1 Department of Radiology, Sahlgrenska University Hospital, Gothenburg, Sweden;
2 Department of Vascular Surgery, Rigshospitalet and University of Copenhagen, Copenhagen, Denmark;
3 Department of Radiology, Rigshospitalet and University of Copenhagen, Copenhagen, Denmark;
4 Department of Radiology, Södersjukhuset, Stockholm, Sweden
Thoracic endovascular aortic repair (TEVAR) is the treatment of choice for descending thoracic aortic aneurysms (TAA). However, not all patients with TAA can be treated with the endovascular technique. Insufficient proximal and/or distal sealing zone is the most common reason for open surgery in these patients.

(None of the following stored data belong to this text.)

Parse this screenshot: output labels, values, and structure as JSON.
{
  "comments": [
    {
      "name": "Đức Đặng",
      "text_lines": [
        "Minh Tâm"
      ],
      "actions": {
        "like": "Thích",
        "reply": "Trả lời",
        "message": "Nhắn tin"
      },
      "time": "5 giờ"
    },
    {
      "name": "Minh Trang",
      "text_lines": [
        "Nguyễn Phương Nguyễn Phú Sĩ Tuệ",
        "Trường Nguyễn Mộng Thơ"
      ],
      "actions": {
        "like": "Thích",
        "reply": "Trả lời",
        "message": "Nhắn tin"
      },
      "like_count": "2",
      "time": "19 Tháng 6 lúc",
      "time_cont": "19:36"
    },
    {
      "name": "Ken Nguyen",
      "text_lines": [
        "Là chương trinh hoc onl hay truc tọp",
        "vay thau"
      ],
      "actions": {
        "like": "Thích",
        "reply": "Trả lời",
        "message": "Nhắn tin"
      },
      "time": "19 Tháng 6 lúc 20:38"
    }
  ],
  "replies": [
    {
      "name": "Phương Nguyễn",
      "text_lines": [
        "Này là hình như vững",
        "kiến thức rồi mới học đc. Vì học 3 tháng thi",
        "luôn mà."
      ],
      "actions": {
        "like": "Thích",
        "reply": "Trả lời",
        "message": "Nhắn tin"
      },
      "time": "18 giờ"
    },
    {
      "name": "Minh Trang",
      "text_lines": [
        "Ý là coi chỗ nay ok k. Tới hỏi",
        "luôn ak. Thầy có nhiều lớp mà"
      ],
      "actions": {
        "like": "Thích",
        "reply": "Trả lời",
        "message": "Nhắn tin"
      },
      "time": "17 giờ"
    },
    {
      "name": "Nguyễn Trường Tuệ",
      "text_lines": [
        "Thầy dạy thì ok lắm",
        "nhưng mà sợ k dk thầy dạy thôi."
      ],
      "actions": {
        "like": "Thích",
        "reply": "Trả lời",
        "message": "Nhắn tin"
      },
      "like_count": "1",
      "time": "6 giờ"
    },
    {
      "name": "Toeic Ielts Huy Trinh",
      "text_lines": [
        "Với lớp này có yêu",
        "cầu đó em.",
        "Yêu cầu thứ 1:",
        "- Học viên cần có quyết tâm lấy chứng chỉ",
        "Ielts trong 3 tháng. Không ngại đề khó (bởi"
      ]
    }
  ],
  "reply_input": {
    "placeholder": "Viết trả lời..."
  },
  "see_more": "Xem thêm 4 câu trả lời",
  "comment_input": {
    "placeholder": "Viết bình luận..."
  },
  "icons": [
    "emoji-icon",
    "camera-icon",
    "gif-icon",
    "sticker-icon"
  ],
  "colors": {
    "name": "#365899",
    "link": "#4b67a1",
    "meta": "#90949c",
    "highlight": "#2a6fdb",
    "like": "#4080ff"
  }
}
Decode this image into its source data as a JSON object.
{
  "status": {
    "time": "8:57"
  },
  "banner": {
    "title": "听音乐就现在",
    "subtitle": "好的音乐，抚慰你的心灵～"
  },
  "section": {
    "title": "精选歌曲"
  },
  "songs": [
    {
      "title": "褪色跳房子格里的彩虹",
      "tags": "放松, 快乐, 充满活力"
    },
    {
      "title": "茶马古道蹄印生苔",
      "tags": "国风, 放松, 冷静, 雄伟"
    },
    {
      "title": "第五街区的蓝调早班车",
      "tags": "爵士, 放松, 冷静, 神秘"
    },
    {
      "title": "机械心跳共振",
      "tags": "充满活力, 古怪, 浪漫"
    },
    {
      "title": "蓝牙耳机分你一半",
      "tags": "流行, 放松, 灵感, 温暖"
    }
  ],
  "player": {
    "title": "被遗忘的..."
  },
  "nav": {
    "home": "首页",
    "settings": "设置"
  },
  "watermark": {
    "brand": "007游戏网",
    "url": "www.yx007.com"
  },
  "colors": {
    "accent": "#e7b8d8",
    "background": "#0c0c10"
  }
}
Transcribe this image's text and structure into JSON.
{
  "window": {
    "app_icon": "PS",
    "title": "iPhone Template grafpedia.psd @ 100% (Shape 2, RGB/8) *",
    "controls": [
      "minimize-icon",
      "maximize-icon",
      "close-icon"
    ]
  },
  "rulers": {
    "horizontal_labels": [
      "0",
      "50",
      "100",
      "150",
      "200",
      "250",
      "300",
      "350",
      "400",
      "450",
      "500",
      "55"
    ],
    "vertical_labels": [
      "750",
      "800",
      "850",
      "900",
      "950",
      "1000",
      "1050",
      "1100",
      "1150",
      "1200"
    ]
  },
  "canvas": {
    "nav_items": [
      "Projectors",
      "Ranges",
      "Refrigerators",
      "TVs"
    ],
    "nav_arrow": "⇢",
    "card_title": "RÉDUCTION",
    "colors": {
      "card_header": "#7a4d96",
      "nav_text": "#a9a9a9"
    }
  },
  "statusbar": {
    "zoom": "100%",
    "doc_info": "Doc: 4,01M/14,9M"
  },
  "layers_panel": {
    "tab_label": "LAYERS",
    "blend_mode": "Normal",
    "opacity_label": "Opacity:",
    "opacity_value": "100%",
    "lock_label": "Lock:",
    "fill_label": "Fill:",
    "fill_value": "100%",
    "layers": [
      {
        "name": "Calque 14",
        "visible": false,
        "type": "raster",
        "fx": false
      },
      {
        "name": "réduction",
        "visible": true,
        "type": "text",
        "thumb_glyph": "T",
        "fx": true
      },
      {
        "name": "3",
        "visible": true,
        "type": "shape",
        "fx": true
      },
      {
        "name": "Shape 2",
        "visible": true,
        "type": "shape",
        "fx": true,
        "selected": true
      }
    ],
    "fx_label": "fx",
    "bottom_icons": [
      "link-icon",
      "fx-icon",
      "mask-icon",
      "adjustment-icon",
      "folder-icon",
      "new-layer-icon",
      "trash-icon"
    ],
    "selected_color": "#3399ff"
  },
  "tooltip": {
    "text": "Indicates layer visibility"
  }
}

If the distal sealing zone above the celiac axis is too short, several endovascular alternatives are possible; hybrid procedures with TEVAR and open by-pass to the celiac artery, custom made stent-grafts with scallop or fenestration for the celiac artery, or intentional coverage of the celiac artery. In the latter case, adequate collateral supply to the upper gastrointestinal tract is crucial. Collateral arteries joining the celiac and the superior mesenteric arteries are well characterized in patients with chronic celiac stenosis or occlusion. Are these collateral pathways sufficient also for sudden iatrogenic closure of the celiac artery? By performing a preoperative angiography of the superior mesenteric artery with temporary balloon occlusion of the celiac artery, collateral capacity between the two vessels can be tested in advance. Exact positioning of the distal end of a large thoracic stent-graft can be challenging and require special considerations and techniques. Most case series in the literature support the efficacy and the safety of intentional celiac covering. However, there are also reports of ischemic foregut complications that could be associated to the procedure. Taken together, in the large majority of patients, it appears that intentional celiac coverage can be done safely provided that sufficient collateral function have been demonstrated in advance.